Sturdy isn’t the only person to report misgivings about the Provincial Response Team and its approach to the crisis. In January 2022, three members of the team resigned. In a resignation letter published on the ACNAtoo website, the former members outlined serious misgivings about the team. The ACNA did not “deliver promptly on promises of direct financial assistance, needlessly re-traumatizing victims,” they wrote. The team’s actual authority remained unclear, as did the scope of its work, and it communicated with survivors poorly about its choice of a third-party investigative law firm. Finally, the former members of the team said that “letters abuse survivors, advocates, and concerned friends experiencing secondary trauma” had not been “forwarded or often, not even mentioned to us.”

“Survivors of traumatic sexual abuse have been failed twice,” they added. “The church failed them when the abuse happened and failed them again with its promises of justice and recompense.”

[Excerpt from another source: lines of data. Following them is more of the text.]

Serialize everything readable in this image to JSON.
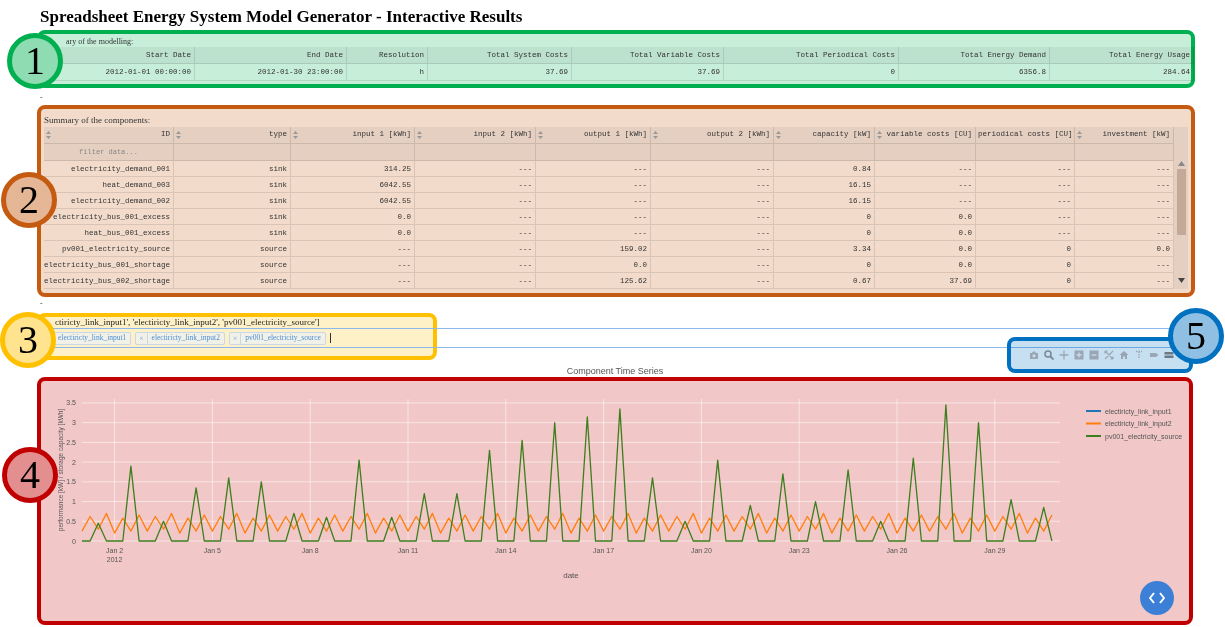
{
  "title": "Spreadsheet Energy System Model Generator - Interactive Results",
  "modelling_summary": {
    "callout": {
      "label": "1",
      "color": "#00b050"
    },
    "caption": "ary of the modelling:",
    "columns": [
      "Start Date",
      "End Date",
      "Resolution",
      "Total System Costs",
      "Total Variable Costs",
      "Total Periodical Costs",
      "Total Energy Demand",
      "Total Energy Usage"
    ],
    "rows": [
      [
        "2012-01-01 00:00:00",
        "2012-01-30 23:00:00",
        "h",
        "37.69",
        "37.69",
        "0",
        "6356.8",
        "284.64"
      ]
    ]
  },
  "spacer_marks": [
    "-",
    "-"
  ],
  "components_summary": {
    "callout": {
      "label": "2",
      "color": "#c55a11"
    },
    "caption": "Summary of the components:",
    "columns": [
      "ID",
      "type",
      "input 1 [kWh]",
      "input 2 [kWh]",
      "output 1 [kWh]",
      "output 2 [kWh]",
      "capacity [kW]",
      "variable costs [CU]",
      "periodical costs [CU]",
      "investment [kW]"
    ],
    "filter_placeholder": "filter data...",
    "rows": [
      [
        "electricity_demand_001",
        "sink",
        "314.25",
        "---",
        "---",
        "---",
        "0.84",
        "---",
        "---",
        "---"
      ],
      [
        "heat_demand_003",
        "sink",
        "6042.55",
        "---",
        "---",
        "---",
        "16.15",
        "---",
        "---",
        "---"
      ],
      [
        "electricity_demand_002",
        "sink",
        "6042.55",
        "---",
        "---",
        "---",
        "16.15",
        "---",
        "---",
        "---"
      ],
      [
        "electricity_bus_001_excess",
        "sink",
        "0.0",
        "---",
        "---",
        "---",
        "0",
        "0.0",
        "---",
        "---"
      ],
      [
        "heat_bus_001_excess",
        "sink",
        "0.0",
        "---",
        "---",
        "---",
        "0",
        "0.0",
        "---",
        "---"
      ],
      [
        "pv001_electricity_source",
        "source",
        "---",
        "---",
        "159.02",
        "---",
        "3.34",
        "0.0",
        "0",
        "0.0"
      ],
      [
        "electricity_bus_001_shortage",
        "source",
        "---",
        "---",
        "0.0",
        "---",
        "0",
        "0.0",
        "0",
        "---"
      ],
      [
        "electricity_bus_002_shortage",
        "source",
        "---",
        "---",
        "125.62",
        "---",
        "0.67",
        "37.69",
        "0",
        "---"
      ]
    ]
  },
  "component_selector": {
    "callout": {
      "label": "3",
      "color": "#ffc000"
    },
    "selected_text": "ctiricty_link_input1', 'electiricty_link_input2', 'pv001_electricity_source']",
    "tags": [
      {
        "label": "electiricty_link_input1"
      },
      {
        "label": "electiricty_link_input2",
        "remove": "×"
      },
      {
        "label": "pv001_electricity_source",
        "remove": "×"
      }
    ]
  },
  "plot_toolbar": {
    "callout": {
      "label": "5",
      "color": "#0070c0"
    }
  },
  "time_series": {
    "callout": {
      "label": "4",
      "color": "#c00000"
    },
    "chart_data": {
      "type": "line",
      "title": "Component Time Series",
      "xlabel": "date",
      "ylabel": "performance [kW] / storage capacity [kWh]",
      "x": [
        "2012-01-01T00:00",
        "2012-01-01T06:00",
        "2012-01-01T12:00",
        "2012-01-01T18:00",
        "2012-01-02T00:00",
        "2012-01-02T06:00",
        "2012-01-02T12:00",
        "2012-01-02T18:00",
        "2012-01-03T00:00",
        "2012-01-03T06:00",
        "2012-01-03T12:00",
        "2012-01-03T18:00",
        "2012-01-04T00:00",
        "2012-01-04T06:00",
        "2012-01-04T12:00",
        "2012-01-04T18:00",
        "2012-01-05T00:00",
        "2012-01-05T06:00",
        "2012-01-05T12:00",
        "2012-01-05T18:00",
        "2012-01-06T00:00",
        "2012-01-06T06:00",
        "2012-01-06T12:00",
        "2012-01-06T18:00",
        "2012-01-07T00:00",
        "2012-01-07T06:00",
        "2012-01-07T12:00",
        "2012-01-07T18:00",
        "2012-01-08T00:00",
        "2012-01-08T06:00",
        "2012-01-08T12:00",
        "2012-01-08T18:00",
        "2012-01-09T00:00",
        "2012-01-09T06:00",
        "2012-01-09T12:00",
        "2012-01-09T18:00",
        "2012-01-10T00:00",
        "2012-01-10T06:00",
        "2012-01-10T12:00",
        "2012-01-10T18:00",
        "2012-01-11T00:00",
        "2012-01-11T06:00",
        "2012-01-11T12:00",
        "2012-01-11T18:00",
        "2012-01-12T00:00",
        "2012-01-12T06:00",
        "2012-01-12T12:00",
        "2012-01-12T18:00",
        "2012-01-13T00:00",
        "2012-01-13T06:00",
        "2012-01-13T12:00",
        "2012-01-13T18:00",
        "2012-01-14T00:00",
        "2012-01-14T06:00",
        "2012-01-14T12:00",
        "2012-01-14T18:00",
        "2012-01-15T00:00",
        "2012-01-15T06:00",
        "2012-01-15T12:00",
        "2012-01-15T18:00",
        "2012-01-16T00:00",
        "2012-01-16T06:00",
        "2012-01-16T12:00",
        "2012-01-16T18:00",
        "2012-01-17T00:00",
        "2012-01-17T06:00",
        "2012-01-17T12:00",
        "2012-01-17T18:00",
        "2012-01-18T00:00",
        "2012-01-18T06:00",
        "2012-01-18T12:00",
        "2012-01-18T18:00",
        "2012-01-19T00:00",
        "2012-01-19T06:00",
        "2012-01-19T12:00",
        "2012-01-19T18:00",
        "2012-01-20T00:00",
        "2012-01-20T06:00",
        "2012-01-20T12:00",
        "2012-01-20T18:00",
        "2012-01-21T00:00",
        "2012-01-21T06:00",
        "2012-01-21T12:00",
        "2012-01-21T18:00",
        "2012-01-22T00:00",
        "2012-01-22T06:00",
        "2012-01-22T12:00",
        "2012-01-22T18:00",
        "2012-01-23T00:00",
        "2012-01-23T06:00",
        "2012-01-23T12:00",
        "2012-01-23T18:00",
        "2012-01-24T00:00",
        "2012-01-24T06:00",
        "2012-01-24T12:00",
        "2012-01-24T18:00",
        "2012-01-25T00:00",
        "2012-01-25T06:00",
        "2012-01-25T12:00",
        "2012-01-25T18:00",
        "2012-01-26T00:00",
        "2012-01-26T06:00",
        "2012-01-26T12:00",
        "2012-01-26T18:00",
        "2012-01-27T00:00",
        "2012-01-27T06:00",
        "2012-01-27T12:00",
        "2012-01-27T18:00",
        "2012-01-28T00:00",
        "2012-01-28T06:00",
        "2012-01-28T12:00",
        "2012-01-28T18:00",
        "2012-01-29T00:00",
        "2012-01-29T06:00",
        "2012-01-29T12:00",
        "2012-01-29T18:00",
        "2012-01-30T00:00",
        "2012-01-30T06:00",
        "2012-01-30T12:00",
        "2012-01-30T18:00"
      ],
      "series": [
        {
          "name": "electiricty_link_input1",
          "color": "#1f77b4",
          "values": [
            null,
            null,
            null,
            null,
            null,
            null,
            null,
            null,
            null,
            null,
            null,
            null,
            null,
            null,
            null,
            null,
            null,
            null,
            null,
            null,
            null,
            null,
            null,
            null,
            null,
            null,
            null,
            null,
            null,
            null,
            null,
            null,
            null,
            null,
            null,
            null,
            null,
            null,
            null,
            null,
            null,
            null,
            null,
            null,
            null,
            null,
            null,
            null,
            null,
            null,
            null,
            null,
            null,
            null,
            null,
            null,
            null,
            null,
            null,
            null,
            null,
            null,
            null,
            null,
            null,
            null,
            null,
            null,
            null,
            null,
            null,
            null,
            null,
            null,
            null,
            null,
            null,
            null,
            null,
            null,
            null,
            null,
            null,
            null,
            null,
            null,
            null,
            null,
            null,
            null,
            null,
            null,
            null,
            null,
            null,
            null,
            null,
            null,
            null,
            null,
            null,
            null,
            null,
            null,
            null,
            null,
            null,
            null,
            null,
            null,
            null,
            null,
            null,
            null,
            null,
            null,
            null,
            null,
            null,
            null
          ]
        },
        {
          "name": "electiricty_link_input2",
          "color": "#ff7f0e",
          "values": [
            0.25,
            0.62,
            0.3,
            0.7,
            0.2,
            0.58,
            0.25,
            0.66,
            0.25,
            0.62,
            0.3,
            0.7,
            0.2,
            0.58,
            0.25,
            0.66,
            0.25,
            0.62,
            0.3,
            0.7,
            0.2,
            0.58,
            0.25,
            0.66,
            0.25,
            0.62,
            0.3,
            0.7,
            0.2,
            0.58,
            0.25,
            0.66,
            0.25,
            0.62,
            0.3,
            0.7,
            0.2,
            0.58,
            0.25,
            0.66,
            0.25,
            0.62,
            0.3,
            0.7,
            0.2,
            0.58,
            0.25,
            0.66,
            0.25,
            0.62,
            0.3,
            0.7,
            0.2,
            0.58,
            0.25,
            0.66,
            0.25,
            0.62,
            0.3,
            0.7,
            0.2,
            0.58,
            0.25,
            0.66,
            0.25,
            0.62,
            0.3,
            0.7,
            0.2,
            0.58,
            0.25,
            0.66,
            0.25,
            0.62,
            0.3,
            0.7,
            0.2,
            0.58,
            0.25,
            0.66,
            0.25,
            0.62,
            0.3,
            0.7,
            0.2,
            0.58,
            0.25,
            0.66,
            0.25,
            0.62,
            0.3,
            0.7,
            0.2,
            0.58,
            0.25,
            0.66,
            0.25,
            0.62,
            0.3,
            0.7,
            0.2,
            0.58,
            0.25,
            0.66,
            0.25,
            0.62,
            0.3,
            0.7,
            0.2,
            0.58,
            0.25,
            0.66,
            0.25,
            0.62,
            0.3,
            0.7,
            0.2,
            0.58,
            0.25,
            0.66
          ]
        },
        {
          "name": "pv001_electricity_source",
          "color": "#3d7f1e",
          "values": [
            0,
            0,
            0.45,
            0,
            0,
            0,
            1.9,
            0,
            0,
            0,
            0.5,
            0,
            0,
            0,
            1.35,
            0,
            0,
            0,
            1.6,
            0,
            0,
            0,
            1.5,
            0,
            0,
            0,
            0.7,
            0,
            0,
            0,
            0.6,
            0,
            0,
            0,
            2.05,
            0,
            0,
            0,
            0.6,
            0,
            0,
            0,
            1.2,
            0,
            0,
            0,
            1.2,
            0,
            0,
            0,
            2.3,
            0,
            0,
            0,
            2.55,
            0,
            0,
            0,
            3,
            0,
            0,
            0,
            3.15,
            0,
            0,
            0,
            3.35,
            0,
            0,
            0,
            1.6,
            0,
            0,
            0,
            0.5,
            0,
            0,
            0,
            2.05,
            0,
            0,
            0,
            0.9,
            0,
            0,
            0,
            1.7,
            0,
            0,
            0,
            1,
            0,
            0,
            0,
            1.8,
            0,
            0,
            0,
            0.5,
            0,
            0,
            0,
            2.1,
            0,
            0,
            0,
            3.45,
            0,
            0,
            0,
            3,
            0,
            0,
            0,
            1.05,
            0,
            0,
            0,
            0.85,
            0
          ]
        }
      ],
      "xlim": [
        "2012-01-01T00:00",
        "2012-01-31T00:00"
      ],
      "ylim": [
        0,
        3.6
      ],
      "xticks": [
        {
          "value": "2012-01-02T00:00",
          "label": "Jan 2\n2012"
        },
        {
          "value": "2012-01-05T00:00",
          "label": "Jan 5"
        },
        {
          "value": "2012-01-08T00:00",
          "label": "Jan 8"
        },
        {
          "value": "2012-01-11T00:00",
          "label": "Jan 11"
        },
        {
          "value": "2012-01-14T00:00",
          "label": "Jan 14"
        },
        {
          "value": "2012-01-17T00:00",
          "label": "Jan 17"
        },
        {
          "value": "2012-01-20T00:00",
          "label": "Jan 20"
        },
        {
          "value": "2012-01-23T00:00",
          "label": "Jan 23"
        },
        {
          "value": "2012-01-26T00:00",
          "label": "Jan 26"
        },
        {
          "value": "2012-01-29T00:00",
          "label": "Jan 29"
        }
      ],
      "yticks": [
        0,
        0.5,
        1,
        1.5,
        2,
        2.5,
        3,
        3.5
      ],
      "grid": true,
      "legend": "right"
    }
  }
}
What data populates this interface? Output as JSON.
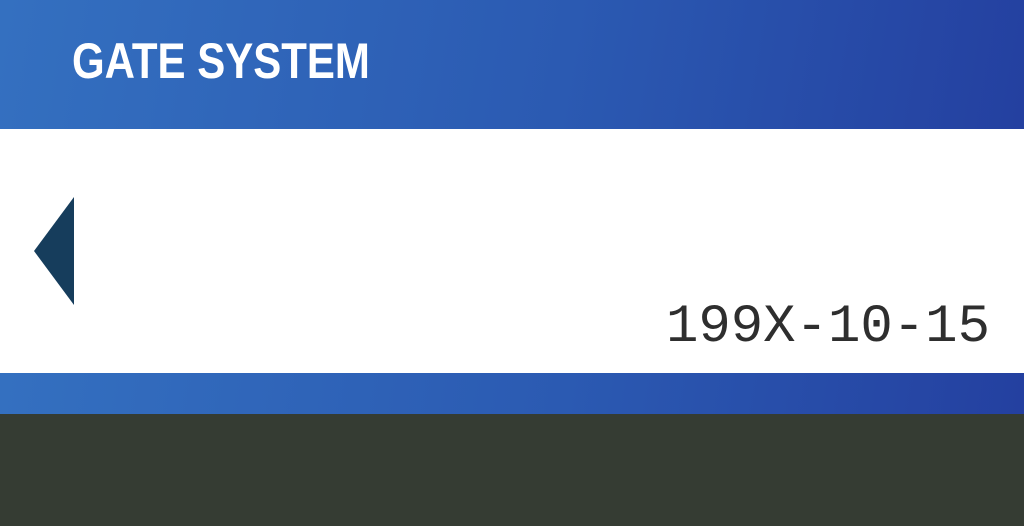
{
  "header": {
    "title": "GATE SYSTEM"
  },
  "content": {
    "date": "199X-10-15"
  },
  "colors": {
    "accent_blue": "#2b5ab2",
    "arrow": "#163d5c",
    "background_dark": "#353c33",
    "panel": "#ffffff"
  },
  "icons": {
    "back": "triangle-left-icon"
  }
}
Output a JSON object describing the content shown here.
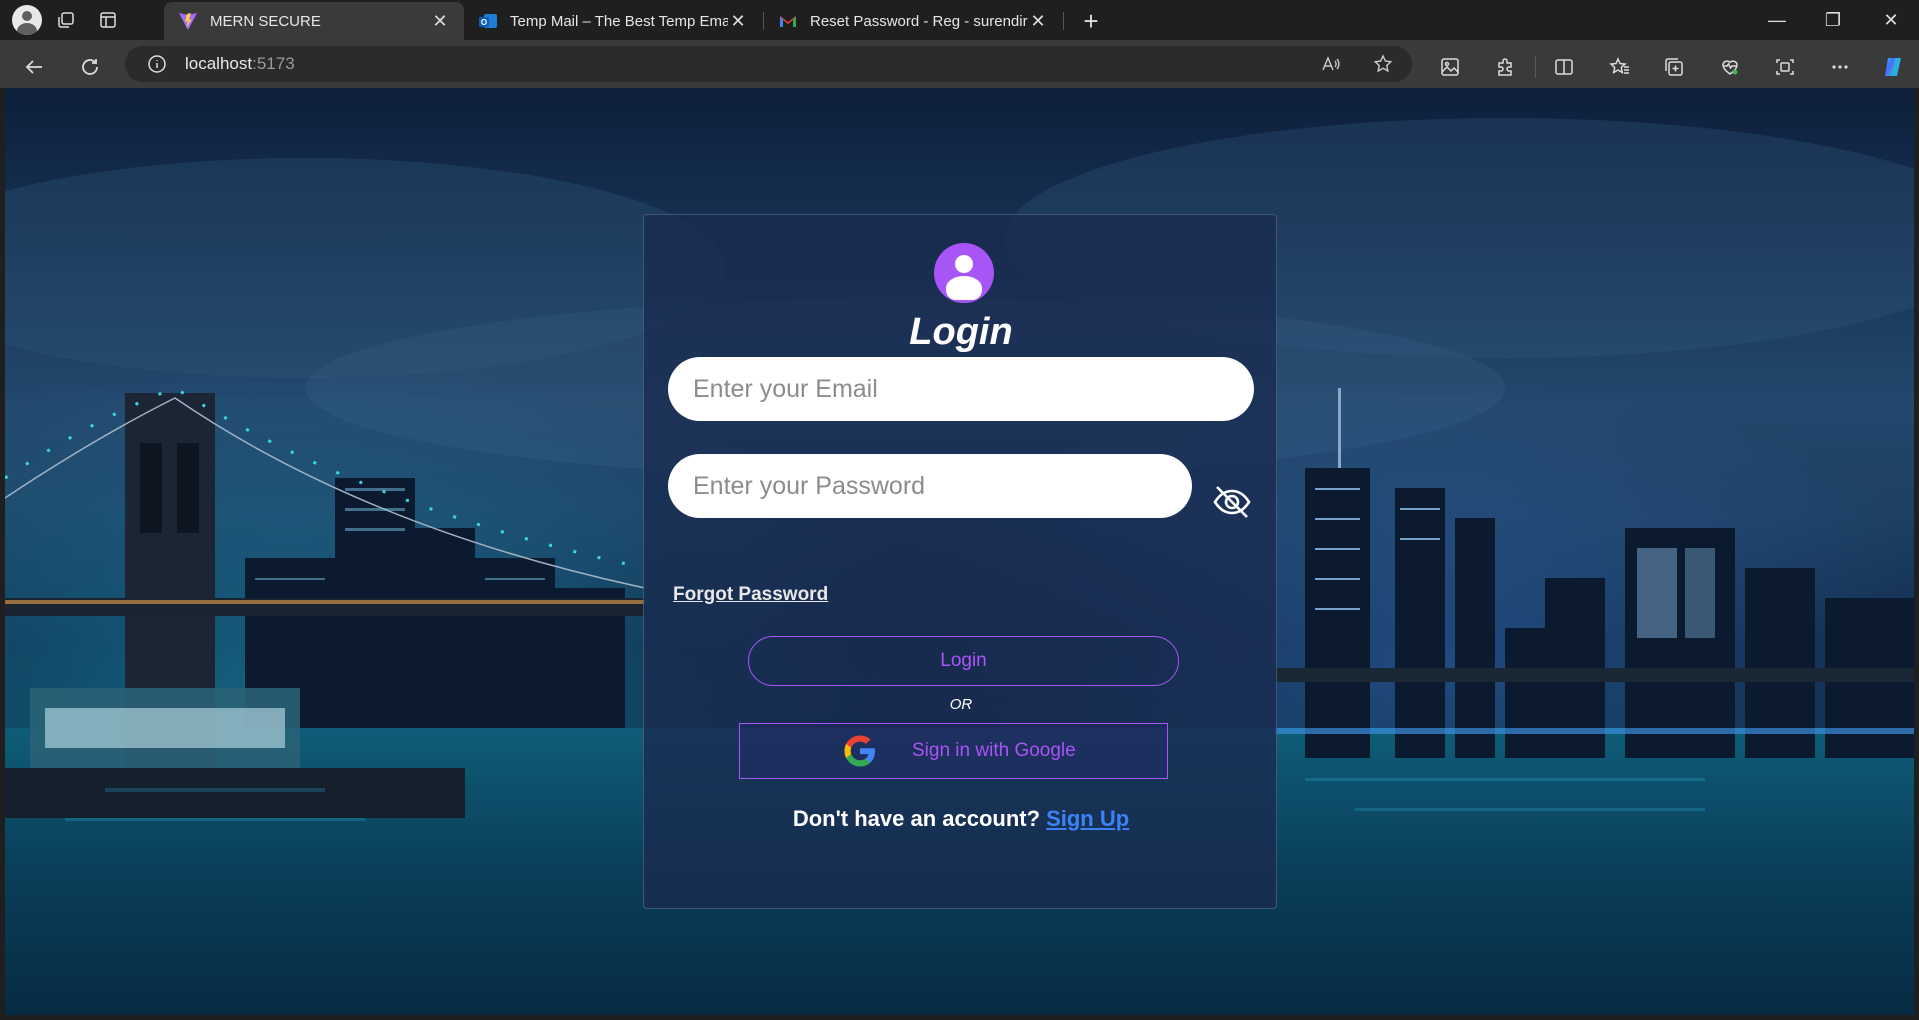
{
  "browser": {
    "tabs": [
      {
        "title": "MERN SECURE",
        "favicon": "vite-icon",
        "active": true
      },
      {
        "title": "Temp Mail – The Best Temp Emai",
        "favicon": "outlook-icon",
        "active": false
      },
      {
        "title": "Reset Password - Reg - surendira",
        "favicon": "gmail-icon",
        "active": false
      }
    ],
    "url_host": "localhost",
    "url_port": ":5173"
  },
  "login": {
    "title": "Login",
    "email_placeholder": "Enter your Email",
    "password_placeholder": "Enter your Password",
    "forgot_password": "Forgot Password",
    "login_button": "Login",
    "or_text": "OR",
    "google_button": "Sign in with Google",
    "no_account_text": "Don't have an account?",
    "signup_link": "Sign Up"
  },
  "colors": {
    "accent": "#a855f7",
    "link": "#3b82f6",
    "card_bg": "#192a50"
  }
}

Then Ruch took a leave, punting the issue. He returned to his post last fall but now faces two sets of canonical charges, or presentments, as the ACNA’s internal divisions break out into the open. On June 7, ACNA Archbishop Foley Beach issued a statement which accused the denomination’s highest court of stymieing an official investigation into Ruch. In the letter, Beach said that a provincial investigative team recommended that a presentment be “considered” against Ruch. Though Beach did not describe the charges in his letter, Religion News Service has reported that they appear to stem from the Husch Blackwell report, according to another document Beach published the day after his letter. Beach has said that four members of the church tribunal appear to have conflicts of interest, and that the tribunal did not notify him, the ACNA’s presenting bishops, and its provincial chancellors that Ruch had asked the court to dismiss all charges against him.

After Beach published his letter, Ruch declared a day of fasting and prayer on June 9 — which happened to be the same day as Cherin Marie’s daughter’s 14th birthday. That presentment is still under consideration by a provincial tribunal, but Ruch’s troubles are growing. On August 15, the ACNA announced that he would face a church court trial over a second presentment, which was filed by priests and lay members mostly from the Diocese of the Upper Midwest. They have accused Ruch of violating his ordination vows and abusing his ecclesiastical power.

In a June statement, ACNAtoo said that the people who suffer most from this “Battle of the Bishops” are survivors themselves. “This is a turning point for the denomination: can there be meaningful accountability for leaders accused of mishandling abuse, waging covert warfare against survivors, and committing gross negligence of their pastoral duties?” members asked. “Or will personal influence, infighting, partisanship, and cronyism gain the spotlight?”

How the church navigates this turning point is crucial — to survivors and to its own future. Sturdy, who spoke to me before the ACNA’s most recent power struggles entered the spotlight, hopes for a moment of biblical healing. “I would like to say that if there are victims of abuse in the church who feel forgotten and hurt, there was a day when Jesus felt forgotten and hurt also,” he said. “The promise of Easter is that God saw that and raised Jesus up.” That is what he tells people who have been harmed.